WESTPORT, Conn. — A 53-year-old doctor from Westport will spend a year and a day behind bars — and pay restitution of nearly $600,000 — for defrauding his former employer, the Johns Hopkins University School of Medicine, for travel expense reimbursements, prosecutors said. 

Dr. Jean-Francois Geschwind

Dr. Jean-Francois Geschwind

Photo Credit: Contributed

U.S. District Judge J. Frederick Motz in Baltimore sentenced Dr. Jean-Francois Geschwind on Wednesday. In addition to the prison time, he will serve three years of supervised release. 

Geschwind pleaded guilty in July to four counts of mail fraud in a multi-year scheme to unlawfully obtain travel expense reimbursements from Johns Hopkins, where he was a physician in the Division of Vascular and Interventional Radiology between 1998 and 2015. 

Motz also ordered restitution of $583,484.31, which Geschwind paid in full. 

According to his plea agreement, between 2007 and July 2015, Geschwind "made material misrepresentations and omissions in travel expense statements that he submitted or caused to be submitted to the JHU-SOM, for the purpose of obtaining travel expense reimbursements to which he was not entitled," prosecutors said. 
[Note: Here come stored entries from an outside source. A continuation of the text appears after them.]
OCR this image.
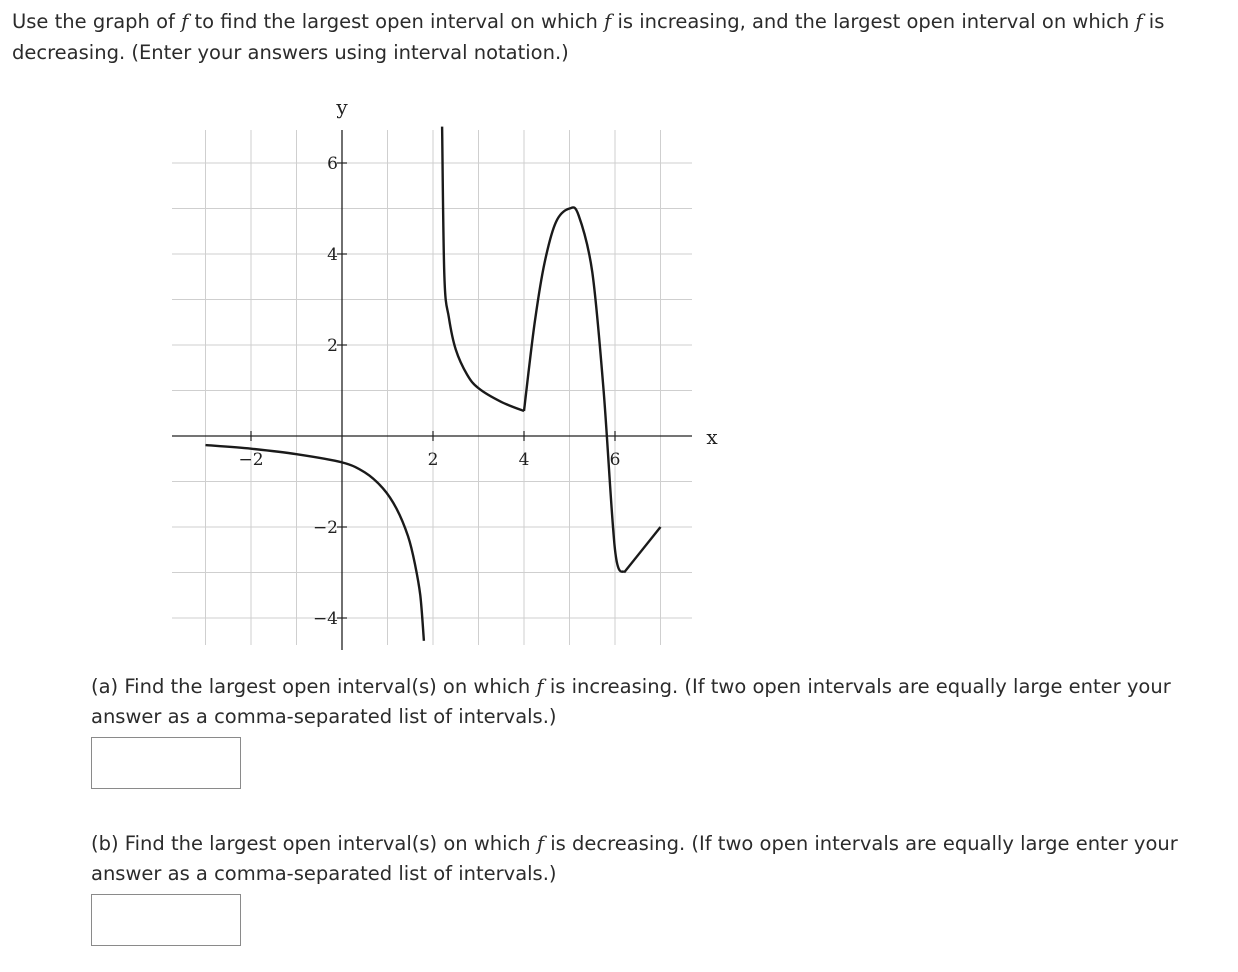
Use the graph of f to find the largest open interval on which f is increasing, and the largest open interval on which f is decreasing. (Enter your answers using interval notation.)

x
y
−2	2	4	6
6
4
2
−2
−4

(a) Find the largest open interval(s) on which f is increasing. (If two open intervals are equally large enter your answer as a comma-separated list of intervals.)

(b) Find the largest open interval(s) on which f is decreasing. (If two open intervals are equally large enter your answer as a comma-separated list of intervals.)
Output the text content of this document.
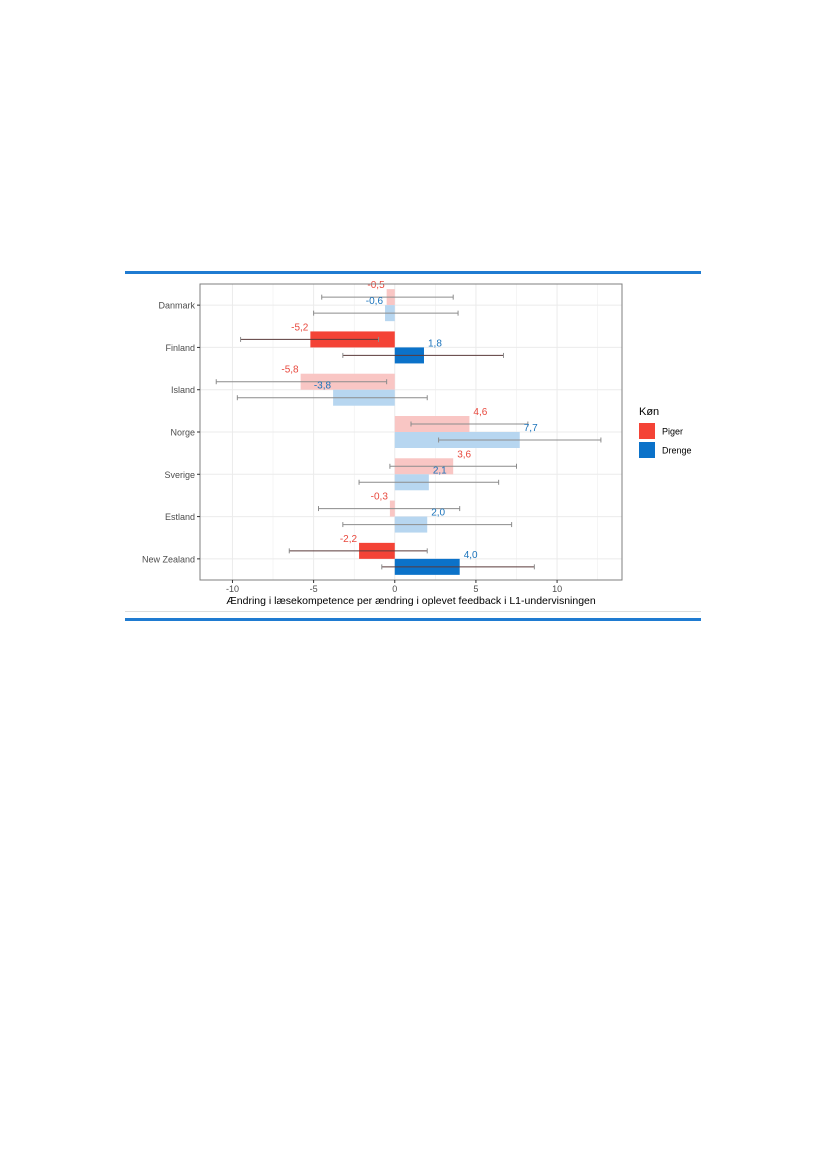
-0,5
-0,6
-5,2
1,8
-5,8
-3,8
4,6
7,7
3,6
2,1
-0,3
2,0
-2,2
4,0
Danmark
Finland
Island
Norge
Sverige
Estland
New Zealand
-10	-5	0	5	10
Ændring i læsekompetence per ændring i oplevet feedback i L1-undervisningen
Køn
Piger
Drenge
During this time period, Geschwind submitted multiple travel expense statements for purported business expenses, which he knew were personal, such as family vacations and meals. 

For example, during the summer of 2013, Geschwind obtained reimbursement from the JHU-SOM for a 13-day vacation to the United Kingdom and France by falsely representing that the he traveled to those locations to give lectures in connection with his work. As a result of Geschwind’s material misrepresentations, the JHU-SOM issued three separate checks that included reimbursements for his family vacation.

Geschwind also obtained reimbursement for expenses that he knew had already been paid, or would later be paid, by a second (and in some cases a third) entity. In seeking reimbursement for such expenses, Geschwind did not disclose to the JHU-SOM that he was seeking two (and in some cases three) reimbursements for the same expense. 

For example, on a 2015 trip to Japan, Geschwind sought reimbursement for his airfare by a French-based life-sciences company, by JHU-SOM, and by the Yale School of Medicine, where he had recently joined the faculty as Chair of the Department of Diagnostic Radiology. All three entities reimbursed Geschwind for the trip.

Prosecutors said that through these methods, Geschwind made hundreds of thousands of dollars in travel expense reimbursements from JHU-SOM. His scheme was discovered when Johns Hopkins investigators in the Office of Hopkins Internal Audit conducted an extensive audit of his reimbursement requests and discovered he had received significant sums of inappropriate payments. They then referred the case to law enforcement.

Geschwind is scheduled to surrender Dec. 4.